Oct 3, 2016
2 Reyes 5, 14-17
Salmo 98,1-4
2 Timoteo 2,8-13
Lucas 17,11-19
Un leproso extranjero es curado y, en acción de gracias, regresa ofreciendo homenaje al Dios de Israel. Esa es la historia que escuchamos, tanto en la primera lectura como en el Evangelio de hoy.
Había muchos leprosos en Israel en tiempos de Elías, pero sólo Naamán el sirio creyó en la palabra de Dios y fue sanado (cfr. Lc 5,12-14). Del mismo modo, el Evangelio de hoy da a entender que la mayoría de los diez leprosos curados por Jesús era israelita, pero solamente un extranjero, el samaritano, regresó a agradecerle.
Hoy se nos muestra, de modo dramático, cómo la fe ha sido constituida camino de salvación, ruta por la cual todas las naciones se unirán al Señor, convirtiéndose en sus siervos, congregados con los Israelitas en un solo pueblo escogido de Dios: la Iglesia (cfr.

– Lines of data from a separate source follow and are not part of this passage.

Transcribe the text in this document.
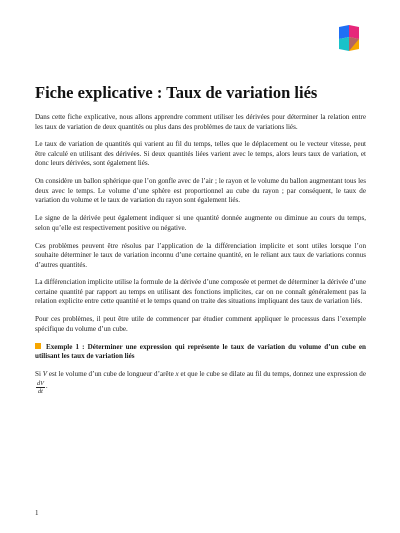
Fiche explicative : Taux de variation liés

Dans cette fiche explicative, nous allons apprendre comment utiliser les dérivées pour déterminer la relation entre les taux de variation de deux quantités ou plus dans des problèmes de taux de variations liés.

Le taux de variation de quantités qui varient au fil du temps, telles que le déplacement ou le vecteur vitesse, peut être calculé en utilisant des dérivées. Si deux quantités liées varient avec le temps, alors leurs taux de variation, et donc leurs dérivées, sont également liés.

On considère un ballon sphérique que l’on gonfle avec de l’air ; le rayon et le volume du ballon augmentant tous les deux avec le temps. Le volume d’une sphère est proportionnel au cube du rayon ; par conséquent, le taux de variation du volume et le taux de variation du rayon sont également liés.

Le signe de la dérivée peut également indiquer si une quantité donnée augmente ou diminue au cours du temps, selon qu’elle est respectivement positive ou négative.

Ces problèmes peuvent être résolus par l’application de la différenciation implicite et sont utiles lorsque l’on souhaite déterminer le taux de variation inconnu d’une certaine quantité, en le reliant aux taux de variations connus d’autres quantités.

La différenciation implicite utilise la formule de la dérivée d’une composée et permet de déterminer la dérivée d’une certaine quantité par rapport au temps en utilisant des fonctions implicites, car on ne connaît généralement pas la relation explicite entre cette quantité et le temps quand on traite des situations impliquant des taux de variation liés.

Pour ces problèmes, il peut être utile de commencer par étudier comment appliquer le processus dans l’exemple spécifique du volume d’un cube.

Exemple 1 : Déterminer une expression qui représente le taux de variation du volume d’un cube en utilisant les taux de variation liés

Si V est le volume d’un cube de longueur d’arête x et que le cube se dilate au fil du temps, donnez une expression de
$\frac{dV}{dt}$ .

1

Is 56,3-8).
El salmo de hoy también ve más allá, al día cuando todos los pueblos verán lo que Naamán veía: que no hay otro Dios en la tierra más que el Dios de Israel.
En el Evangelio de hoy vemos ese día llegar. El leproso samaritano es la única persona en el Nuevo Testamente que le agradece personalmente a Jesús. La palabra griega usada para describir su “dar gracias” es la misma que traducimos como “Eucaristía”.

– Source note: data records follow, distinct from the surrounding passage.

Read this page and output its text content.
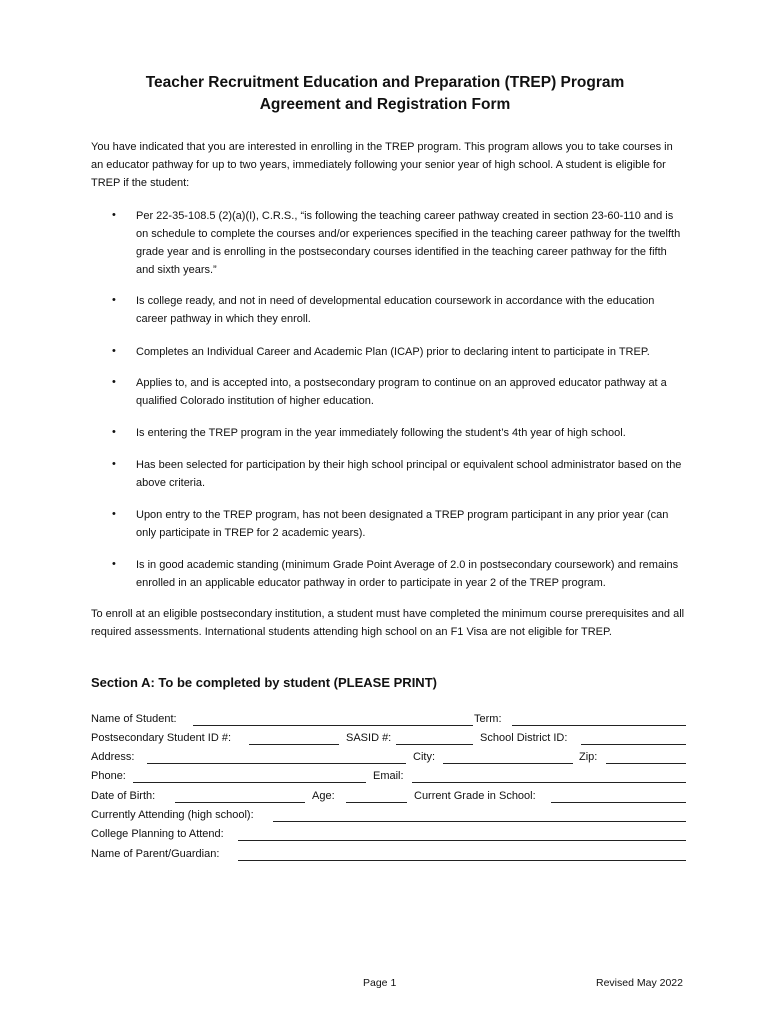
Teacher Recruitment Education and Preparation (TREP) Program
Agreement and Registration Form
You have indicated that you are interested in enrolling in the TREP program. This program allows you to take courses in an educator pathway for up to two years, immediately following your senior year of high school. A student is eligible for TREP if the student:
• Per 22-35-108.5 (2)(a)(I), C.R.S., “is following the teaching career pathway created in section 23-60-110 and is on schedule to complete the courses and/or experiences specified in the teaching career pathway for the twelfth grade year and is enrolling in the postsecondary courses identified in the teaching career pathway for the fifth and sixth years.”
• Is college ready, and not in need of developmental education coursework in accordance with the education career pathway in which they enroll.
• Completes an Individual Career and Academic Plan (ICAP) prior to declaring intent to participate in TREP.
• Applies to, and is accepted into, a postsecondary program to continue on an approved educator pathway at a qualified Colorado institution of higher education.
• Is entering the TREP program in the year immediately following the student’s 4th year of high school.
• Has been selected for participation by their high school principal or equivalent school administrator based on the above criteria.
• Upon entry to the TREP program, has not been designated a TREP program participant in any prior year (can only participate in TREP for 2 academic years).
• Is in good academic standing (minimum Grade Point Average of 2.0 in postsecondary coursework) and remains enrolled in an applicable educator pathway in order to participate in year 2 of the TREP program.
To enroll at an eligible postsecondary institution, a student must have completed the minimum course prerequisites and all required assessments. International students attending high school on an F1 Visa are not eligible for TREP.
Section A: To be completed by student (PLEASE PRINT)
Name of Student:	Term:
Postsecondary Student ID #:	SASID #:	School District ID:
Address:	City:	Zip:
Phone:	Email:
Date of Birth:	Age:	Current Grade in School:
Currently Attending (high school):
College Planning to Attend:
Name of Parent/Guardian:
Page 1	Revised May 2022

Y estos leprosos de hoy nos revelan las dimensiones interiores de la Eucaristía y la vida sacramental. También nosotros hemos sido sanados mediante la fe en Jesús. Así como la carne de Naamán se hace de nuevo semejante a la de un niño pequeño, nuestras almas han quedando limpias de pecado en las aguas del Bautismo. Experimentamos esta purificación continuamente en el sacramento de la Penitencia, cuando nos arrepentimos de nuestros pecados, imploramos y recibimos la misericordia de nuestro Maestro Jesús.

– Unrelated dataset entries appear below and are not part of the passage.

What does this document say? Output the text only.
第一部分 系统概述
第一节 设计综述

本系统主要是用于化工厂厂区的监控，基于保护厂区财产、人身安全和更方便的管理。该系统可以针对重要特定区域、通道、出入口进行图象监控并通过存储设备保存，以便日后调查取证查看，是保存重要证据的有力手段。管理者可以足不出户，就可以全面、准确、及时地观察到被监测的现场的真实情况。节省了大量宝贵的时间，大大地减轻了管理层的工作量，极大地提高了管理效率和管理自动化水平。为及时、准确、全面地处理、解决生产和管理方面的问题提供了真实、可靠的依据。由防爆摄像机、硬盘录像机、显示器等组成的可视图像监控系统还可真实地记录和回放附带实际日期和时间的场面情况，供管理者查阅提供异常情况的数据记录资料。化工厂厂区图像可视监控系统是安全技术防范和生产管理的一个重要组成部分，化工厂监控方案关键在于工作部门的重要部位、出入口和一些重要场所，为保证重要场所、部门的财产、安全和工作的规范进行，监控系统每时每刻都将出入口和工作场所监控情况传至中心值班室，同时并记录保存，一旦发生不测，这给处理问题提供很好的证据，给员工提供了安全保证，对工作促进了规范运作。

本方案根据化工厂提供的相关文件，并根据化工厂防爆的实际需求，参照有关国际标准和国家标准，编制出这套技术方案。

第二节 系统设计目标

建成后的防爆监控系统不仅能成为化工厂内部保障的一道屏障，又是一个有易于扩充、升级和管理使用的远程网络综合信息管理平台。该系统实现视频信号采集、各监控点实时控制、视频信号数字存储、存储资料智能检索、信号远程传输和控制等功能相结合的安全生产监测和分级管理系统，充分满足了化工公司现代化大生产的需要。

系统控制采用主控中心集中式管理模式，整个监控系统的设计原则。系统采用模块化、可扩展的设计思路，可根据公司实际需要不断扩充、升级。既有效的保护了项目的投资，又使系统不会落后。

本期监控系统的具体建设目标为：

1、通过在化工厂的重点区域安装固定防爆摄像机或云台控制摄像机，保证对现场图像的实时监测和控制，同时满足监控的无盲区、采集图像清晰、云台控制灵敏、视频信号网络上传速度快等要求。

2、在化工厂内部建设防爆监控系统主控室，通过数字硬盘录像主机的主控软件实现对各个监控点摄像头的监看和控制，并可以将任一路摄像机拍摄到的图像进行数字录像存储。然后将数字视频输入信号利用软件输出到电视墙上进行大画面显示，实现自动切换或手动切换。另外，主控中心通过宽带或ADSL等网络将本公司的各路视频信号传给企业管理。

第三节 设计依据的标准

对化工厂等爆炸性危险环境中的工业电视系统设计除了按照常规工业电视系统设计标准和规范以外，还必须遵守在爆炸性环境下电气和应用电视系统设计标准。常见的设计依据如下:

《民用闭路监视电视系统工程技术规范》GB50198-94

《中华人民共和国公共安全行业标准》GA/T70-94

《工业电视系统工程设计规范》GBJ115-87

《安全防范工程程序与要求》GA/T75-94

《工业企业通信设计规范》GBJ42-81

En cada misa regresamos a glorificar a Dios para ofrecernos en sacrificio; nos arrodillamos ante nuestro Señor, dando gracias por nuestra salvación.
En esta Eucaristía recordamos a “Jesucristo, resucitado de entre los muertos, nacido del linaje de David”, el rey de la alianza de Israel. Y rezamos, como San Pablo en la epístola de hoy, para perseverar en esta fe, para que también nosotros vivamos y reinemos con Él en gloria eterna.